Н. Е. в доказательство смущенно вынул и показал коробку папирос.
– Ну, как же вы доехали?
– Доехал, положим, хорошо. Р. – хороший он человек – сейчас же повел меня на пароход, представил всем.
– Дамы были?
Н. Е. отвечает не сразу, улыбается и нерешительно говорит:
– Были.

– Смотрите, смотрите, – говорит доктор, – он весь сияет.
Совсем юное еще лицо Н. Е. действительно сияло. Голова его слегка ушла в плечи, он сидит и словно боится пошевелиться, чтобы не разогнать приятных воспоминаний. Только глаза, красивые, лучистые, смотрят, не мигая, перед собой.
– Ну, рассказывайте же, молодой тюлень, – кричит доктор.
– Да что рассказывать, – медленно, не торопясь начинает Н. Е., – видите, в чем дело. Ехала на том пароходе одна дама.
– Гм… дама, – басом перебивает доктор и крутит усы.
– Да не дама… дочь у нее, – смущенно дополняет Н. Е.
– Дочь?.. Черт побери.
– Четырнадцати лет.
– Что? Ха-ха-ха. Вот так фунт…
– Такая симпатичная, просто прелесть. Мы с ней рыбу удили.
– После зарока-то?
Н. Е. совсем смущен. Мы все хохочем.
– Да вот, – разводит он смущенно руками, – так уж вышло… Рыбы много… Только успеваешь закидывать удочки… И так еще: сомок сорвется, а какая-то рыбушка боком на крючке. Три раза так вытаскивали. Я нигде никогда столько рыбы не видал…
– У нас нынче Н. А. из револьвера застрелил рыбу.

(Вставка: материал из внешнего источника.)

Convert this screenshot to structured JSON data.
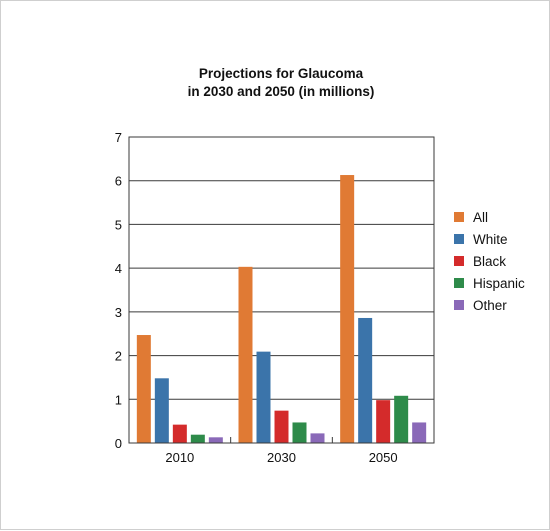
{
  "chart_data": {
    "type": "bar",
    "title": [
      "Projections for Glaucoma",
      "in 2030 and 2050 (in millions)"
    ],
    "categories": [
      "2010",
      "2030",
      "2050"
    ],
    "series": [
      {
        "name": "All",
        "color": "#e07a34",
        "values": [
          2.47,
          4.03,
          6.13
        ]
      },
      {
        "name": "White",
        "color": "#3b74aa",
        "values": [
          1.48,
          2.09,
          2.86
        ]
      },
      {
        "name": "Black",
        "color": "#d42b2b",
        "values": [
          0.42,
          0.74,
          0.98
        ]
      },
      {
        "name": "Hispanic",
        "color": "#2e8b4a",
        "values": [
          0.19,
          0.47,
          1.08
        ]
      },
      {
        "name": "Other",
        "color": "#8a69b8",
        "values": [
          0.13,
          0.22,
          0.47
        ]
      }
    ],
    "ylim": [
      0,
      7
    ],
    "yticks": [
      "0",
      "1",
      "2",
      "3",
      "4",
      "5",
      "6",
      "7"
    ],
    "grid": true,
    "legend": "right"
  }
}
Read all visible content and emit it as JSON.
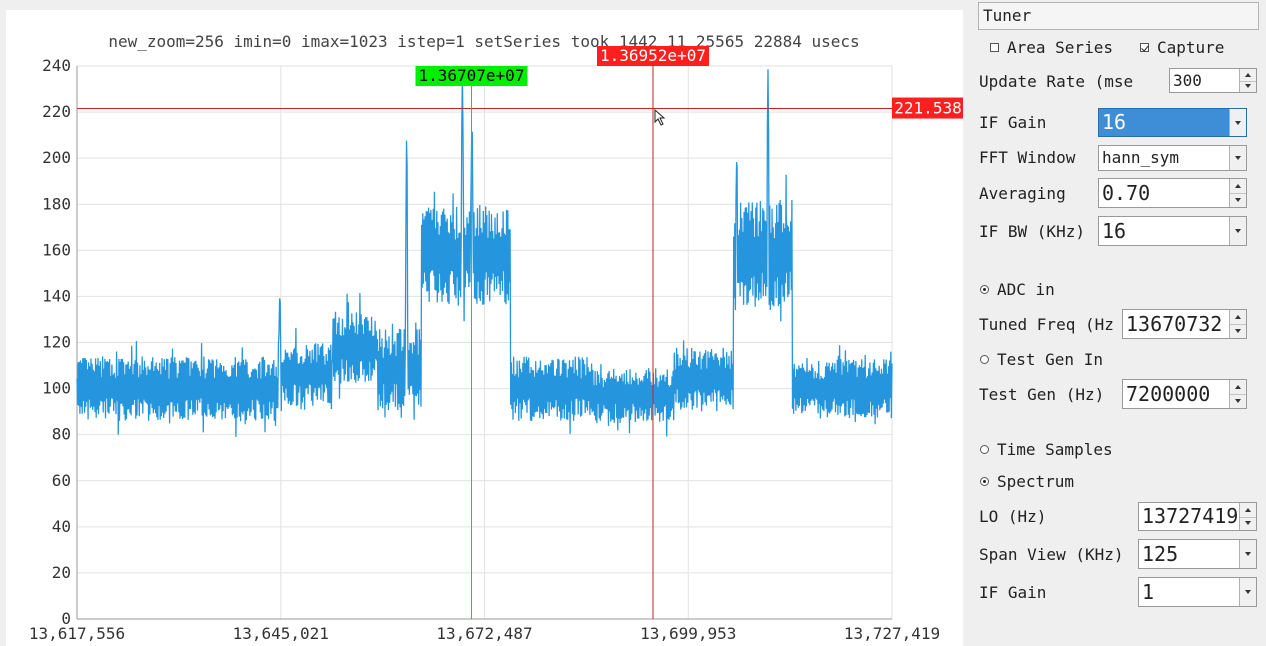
{
  "chart_data": {
    "type": "line",
    "title": "new_zoom=256 imin=0 imax=1023 istep=1 setSeries took 1442 11 25565 22884 usecs",
    "xlabel": "",
    "ylabel": "",
    "xlim": [
      13617556,
      13727419
    ],
    "ylim": [
      0,
      240
    ],
    "yticks": [
      0,
      20,
      40,
      60,
      80,
      100,
      120,
      140,
      160,
      180,
      200,
      220,
      240
    ],
    "xticks": [
      "13,617,556",
      "13,645,021",
      "13,672,487",
      "13,699,953",
      "13,727,419"
    ],
    "grid": true,
    "series_color": "#2596de",
    "segments": [
      {
        "x0": 13617556,
        "x1": 13645000,
        "base": 100,
        "spread": 14
      },
      {
        "x0": 13645000,
        "x1": 13652000,
        "base": 106,
        "spread": 14
      },
      {
        "x0": 13652000,
        "x1": 13658000,
        "base": 118,
        "spread": 16
      },
      {
        "x0": 13658000,
        "x1": 13664000,
        "base": 108,
        "spread": 18
      },
      {
        "x0": 13664000,
        "x1": 13676000,
        "base": 158,
        "spread": 22
      },
      {
        "x0": 13676000,
        "x1": 13687000,
        "base": 100,
        "spread": 14
      },
      {
        "x0": 13687000,
        "x1": 13698000,
        "base": 97,
        "spread": 12
      },
      {
        "x0": 13698000,
        "x1": 13706000,
        "base": 104,
        "spread": 14
      },
      {
        "x0": 13706000,
        "x1": 13714000,
        "base": 158,
        "spread": 24
      },
      {
        "x0": 13714000,
        "x1": 13727419,
        "base": 100,
        "spread": 13
      }
    ],
    "peaks": [
      {
        "x": 13644900,
        "y": 146
      },
      {
        "x": 13662000,
        "y": 221
      },
      {
        "x": 13669500,
        "y": 240
      },
      {
        "x": 13670800,
        "y": 222
      },
      {
        "x": 13710700,
        "y": 240
      },
      {
        "x": 13706500,
        "y": 205
      }
    ],
    "cursors": [
      {
        "x": 13670732,
        "color": "#1fd01f",
        "label": "1.36707e+07",
        "label_color": "#00ee00",
        "text_color": "#000000"
      },
      {
        "x": 13695200,
        "color": "#cc2020",
        "label": "1.36952e+07",
        "label_color": "#ff1f1f",
        "text_color": "#ffffff"
      }
    ],
    "hline": {
      "y": 221.538,
      "color": "#cc2020",
      "label": "221.538",
      "label_color": "#ff1f1f",
      "text_color": "#ffffff"
    }
  },
  "controls": {
    "header": "Tuner",
    "area_series": {
      "label": "Area Series",
      "checked": false
    },
    "capture": {
      "label": "Capture",
      "checked": true
    },
    "update_rate": {
      "label": "Update Rate (mse",
      "value": "300"
    },
    "if_gain": {
      "label": "IF Gain",
      "value": "16"
    },
    "fft_window": {
      "label": "FFT Window",
      "value": "hann_sym"
    },
    "averaging": {
      "label": "Averaging",
      "value": "0.70"
    },
    "if_bw": {
      "label": "IF BW (KHz)",
      "value": "16"
    },
    "adc_in": {
      "label": "ADC in",
      "selected": true
    },
    "tuned_freq": {
      "label": "Tuned Freq (Hz",
      "value": "13670732"
    },
    "test_gen_in": {
      "label": "Test Gen In",
      "selected": false
    },
    "test_gen": {
      "label": "Test Gen (Hz)",
      "value": "7200000"
    },
    "time_samples": {
      "label": "Time Samples",
      "selected": false
    },
    "spectrum": {
      "label": "Spectrum",
      "selected": true
    },
    "lo": {
      "label": "LO (Hz)",
      "value": "13727419"
    },
    "span_view": {
      "label": "Span View (KHz)",
      "value": "125"
    },
    "if_gain2": {
      "label": "IF Gain",
      "value": "1"
    }
  }
}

– А вот скоро кета пойдет, – здешняя рыба, – с моря; она прямо стеной плывет, одним неводом их до двух тысяч пудов вытаскивают враз.
– В пятнашки с ней играли, – говорит тихо Н. Е.
– С кем? С кетой? Да он совсем влюблен, – орет доктор, – нет, ему песни надо петь.
Доктор снимает гитару и говорит:
– Ну, слушайте.
Он поет, а Н. Е. так и замер.
– Хорошо?
– Хорошо, – чистосердечно признается Н. Е. и улыбается.
Белые зубы его сверкают, глаза видят другой свет.
– Да ну вас к черту, уходите, – смотреть завидно…
– И то: ехать пора.
– Да как же вы поедете?
– Да вот: свезут на берег, а там версты две берегом… трава высокая по пояс, да мокрая…
– А как вы спите без подушки, одеяла?
– Так и сплю, – теперь ящик какой-то под головою.
Как мы его ни удерживали, как ни пугали барсами и тиграми, Н. Е. ушел.
Дождь будет мочить его, будет один он пробираться темной ночью в мокрых камышах. Что ему дождь, камыши, тигры? Весь охваченный пеньем и памятью встречи, он будет идти, и кто знает, эта прогулка не будет ли лучшей в его жизни?..
– Экая прелесть, – говорит доктор после ухода, – сколько ему лет?
– Двадцать два.
– Завидно, ей-богу.
– Да вам-то много ли?
– Двадцать пять, – грустно вздыхает доктор. […]

14 августа
Наш молодой капитан неутомим. Всю ночь возился и теперь носится по палубе, своими длинными ногами делая громадные шаги. Совсем было выправил нос «Игнатьев», но опять оборвался канат, и мы, как-то перевернувшись на 180°, врезались опять в ту же мель. Ну и канат… […] И вдруг, когда, казалось, всякая надежда исчезла, что-то произошло, и неожиданно всунулась в каюту нашу голова капитана.
– Снялись…
Это было так хорошо, что вопрос, как снялись, был второстепенным.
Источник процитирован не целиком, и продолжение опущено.